Great, we were able to extract all the emotion-related words from almost 20GB of data! Now we can compute means and z-scores (see this notebook for details) and visualize the results.

We can see evidence that emotion in literature reflects the general mood associated with historic events. Look, for instance, the drop in positive emotions during WW2. We also notice that positive vs negative emotions fluctuate in English literature, unlike German which is quite steady over time with few spikes.

Another interesting finding is that the overall emotion-related word usage drops steadily through time for English literature. This is not the case for German literature, which shows increasing emotion usage, especially after the 1950s.

Finally, I plot a breakdown of z-scores for each emotion.
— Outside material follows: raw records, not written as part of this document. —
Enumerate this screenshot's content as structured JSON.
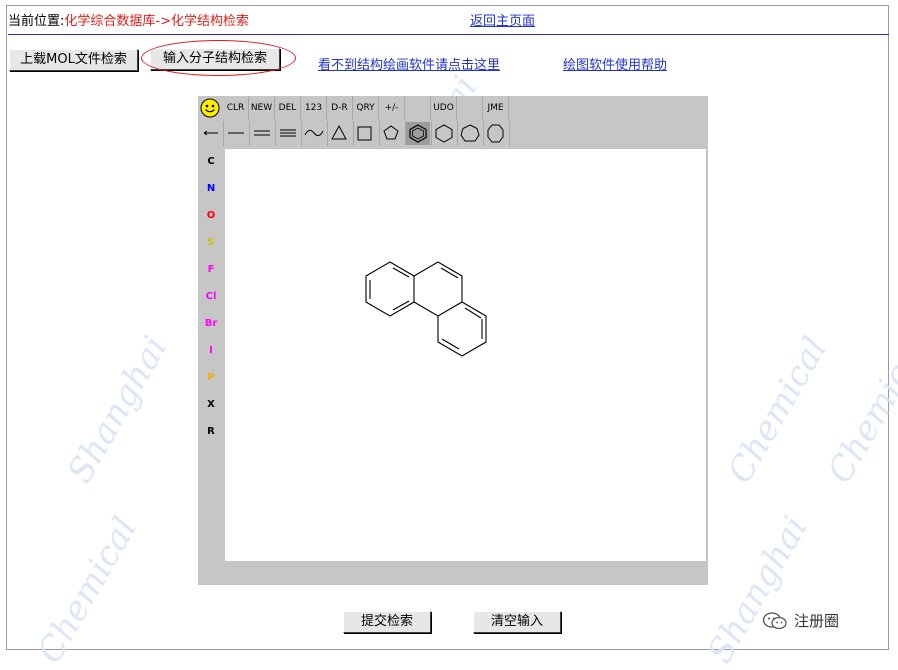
{
  "location": {
    "label": "当前位置:",
    "path": "化学综合数据库->化学结构检索"
  },
  "home_link": "返回主页面",
  "buttons": {
    "upload": "上载MOL文件检索",
    "draw": "输入分子结构检索",
    "submit": "提交检索",
    "clear": "清空输入"
  },
  "links": {
    "no_software": "看不到结构绘画软件请点击这里",
    "help": "绘图软件使用帮助"
  },
  "jme": {
    "row1": [
      "CLR",
      "NEW",
      "DEL",
      "123",
      "D-R",
      "QRY",
      "+/-",
      "",
      "UDO",
      "",
      "JME"
    ],
    "atoms": [
      {
        "label": "C",
        "color": "#000000"
      },
      {
        "label": "N",
        "color": "#0000ff"
      },
      {
        "label": "O",
        "color": "#ff0000"
      },
      {
        "label": "S",
        "color": "#c8c800"
      },
      {
        "label": "F",
        "color": "#ff00ff"
      },
      {
        "label": "Cl",
        "color": "#ff00ff"
      },
      {
        "label": "Br",
        "color": "#ff00ff"
      },
      {
        "label": "I",
        "color": "#ff00ff"
      },
      {
        "label": "P",
        "color": "#ffaa00"
      },
      {
        "label": "X",
        "color": "#000000"
      },
      {
        "label": "R",
        "color": "#000000"
      }
    ]
  },
  "badge": "注册圈",
  "watermarks": [
    "Shanghai",
    "Chemical",
    "Shanghai",
    "Chemical",
    "Shanghai",
    "Chemical"
  ]
}
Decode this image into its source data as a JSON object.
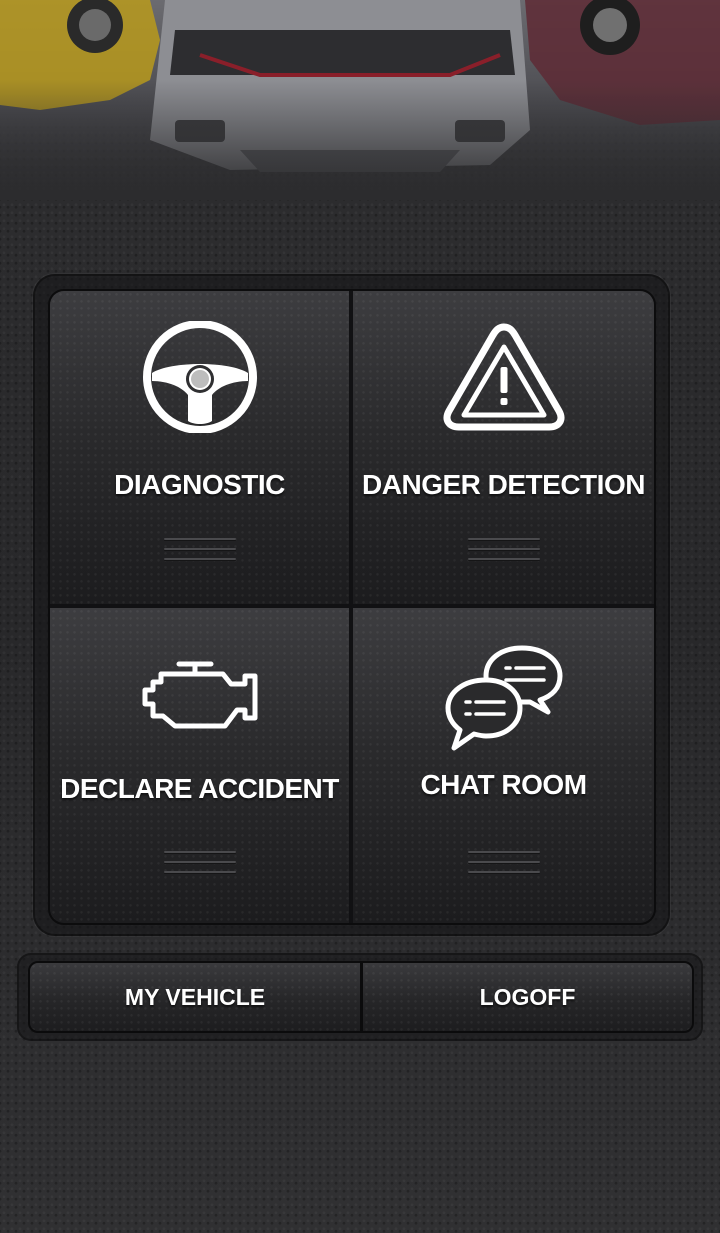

A couple of interesting things here. Look at the spike in the fear-related words in German literature right after the end of WW2. Also, see how anger-related words increase in English literature during this period.


In this post I analyzed trends in the use of emotion-related words in literature. I show how to process large-scale text data in a computationally efficient manner.

Plotting the results reveals interesting associations between emotion and historical events, as well as differential patterns over time between English and German literature. You can find the full code in this GitHub repository.